E-invoicing ou facturation électronique ? Pas besoin de choisir : les deux termes veulent dire la même chose. En effet, l’e-invoicing, traduction anglaise de « facturation électronique », est le volet B2B domestique de la facturation électronique. Mais qu’est-ce que c’est exactement et comment fonctionne l’e-invoicing ? Est-ce la même chose que l’e-reporting ? Quelles entreprises sont concernées ? Comment se préparer à la réforme de la facturation électronique et quel logiciel choisir pour se mettre en conformité ? On vous explique tout. 

Les points à retenir : 

  • L’e-invoicing, ou facturation électronique, est un nouveau processus pour transmettre les factures entre professionnels.
  • Retrouvez le calendrier de la réforme de la facturation électronique pour savoir quelles obligations vous concernent et à partir de quelle date.
  • Il faut bien distinguer les notions d’e-invoicing et d’e-reporting qui sont complémentaires.
  • La facturation électronique présente de nombreux avantages pour la gestion des entreprises.
  • Retrouvez les étapes à suivre pour vous préparer à l’arrivée de l’e-invoicing dans votre activité.

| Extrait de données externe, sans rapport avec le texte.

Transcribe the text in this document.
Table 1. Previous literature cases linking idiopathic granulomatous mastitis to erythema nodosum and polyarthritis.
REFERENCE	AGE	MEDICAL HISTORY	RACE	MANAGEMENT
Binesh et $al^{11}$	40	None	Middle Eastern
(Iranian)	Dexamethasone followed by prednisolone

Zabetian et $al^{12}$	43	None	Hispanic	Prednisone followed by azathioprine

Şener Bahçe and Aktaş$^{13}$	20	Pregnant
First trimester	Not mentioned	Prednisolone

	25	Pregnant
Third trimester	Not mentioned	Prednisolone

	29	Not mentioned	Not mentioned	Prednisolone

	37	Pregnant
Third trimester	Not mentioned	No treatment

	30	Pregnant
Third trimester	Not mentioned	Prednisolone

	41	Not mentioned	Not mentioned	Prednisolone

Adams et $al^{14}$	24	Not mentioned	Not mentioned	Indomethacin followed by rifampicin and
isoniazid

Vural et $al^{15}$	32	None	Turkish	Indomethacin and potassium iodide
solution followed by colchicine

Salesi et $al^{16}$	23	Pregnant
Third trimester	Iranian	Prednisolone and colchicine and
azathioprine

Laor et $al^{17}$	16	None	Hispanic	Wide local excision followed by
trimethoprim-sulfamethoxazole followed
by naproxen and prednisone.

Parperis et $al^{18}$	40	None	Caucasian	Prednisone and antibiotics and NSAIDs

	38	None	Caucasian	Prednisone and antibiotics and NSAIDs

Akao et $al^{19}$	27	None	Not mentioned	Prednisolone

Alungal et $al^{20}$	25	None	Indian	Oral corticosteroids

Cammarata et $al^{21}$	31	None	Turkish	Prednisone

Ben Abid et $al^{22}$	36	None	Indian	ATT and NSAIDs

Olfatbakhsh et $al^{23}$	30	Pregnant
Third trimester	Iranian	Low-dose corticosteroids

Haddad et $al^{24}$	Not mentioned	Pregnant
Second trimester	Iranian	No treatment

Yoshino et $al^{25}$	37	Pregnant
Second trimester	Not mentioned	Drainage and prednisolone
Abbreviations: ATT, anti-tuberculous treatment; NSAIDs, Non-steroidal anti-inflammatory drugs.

Qu’est-ce que l’e-invoicing ?

L’e-invoicing est le processus par lequel une facture est émise, transmise, reçue et traitée sous un format électronique structuré afin de permettre un échange automatisé des documents de système à système. Cet échange se fait par l’intermédiaire de formats structurés. Seuls trois formats sont autorisés en France, à savoir Factur-X (un format hybride XML + PDF), Cross Industry Invoice (CII) et Universal Business Language (UBL).

Mais quelle est la différence entre e-invoicing et facturation électronique ? En fait, ce sont des synonymes car les deux expressions se rattachent au même dispositif. La France a aussi adopté le terme anglophone car les textes européens l’utilisent, de même que les éditeurs de logiciel. Le terme est entré dans le vocabulaire courant dans un but de simplification à l’heure de la réforme de la facturation qui arrive à la rentrée 2026.

La facture PDF ordinaire, quant à elle, désigne tout autre chose : c’est simplement la version numérique d’une facture papier. Elle n’est pas structurée comme une facture électronique. Et avec la réforme de la facturation électronique qui intervient à partir de 2026, le PDF ordinaire, non structuré, disparaît des échanges B2B au 1er septembre 2027. Attention à la confusion : le Factur-X reste visuellement un PDF, mais il embarque un fichier XML de données. C'est ce couple qui est valide, pas le PDF seul. Vos factures aux particuliers et aux clients non assujettis, elles, restent en PDF ou en papier.

🔎 Comme toute facture, une facture électronique doit garantir trois principes posés par l'article 289 du CGI : l'authenticité de son origine, l'intégrité de son contenu et sa lisibilité.

La facture électronique impose aussi quatre nouvelles mentions obligatoires :

  • Le numéro SIREN du client (jusqu’ici, seul le SIREN de l’émetteur suffisait) ;
  • L'adresse de livraison des biens si elle diffère de l'adresse de facturation ; 
  • Une ligne qui précise s’il s’agit d’une prestation de services, d’une vente de biens ou des deux à la fois ;
  • L’option pour le paiement de la TVA d’après les débits si cette option est choisie.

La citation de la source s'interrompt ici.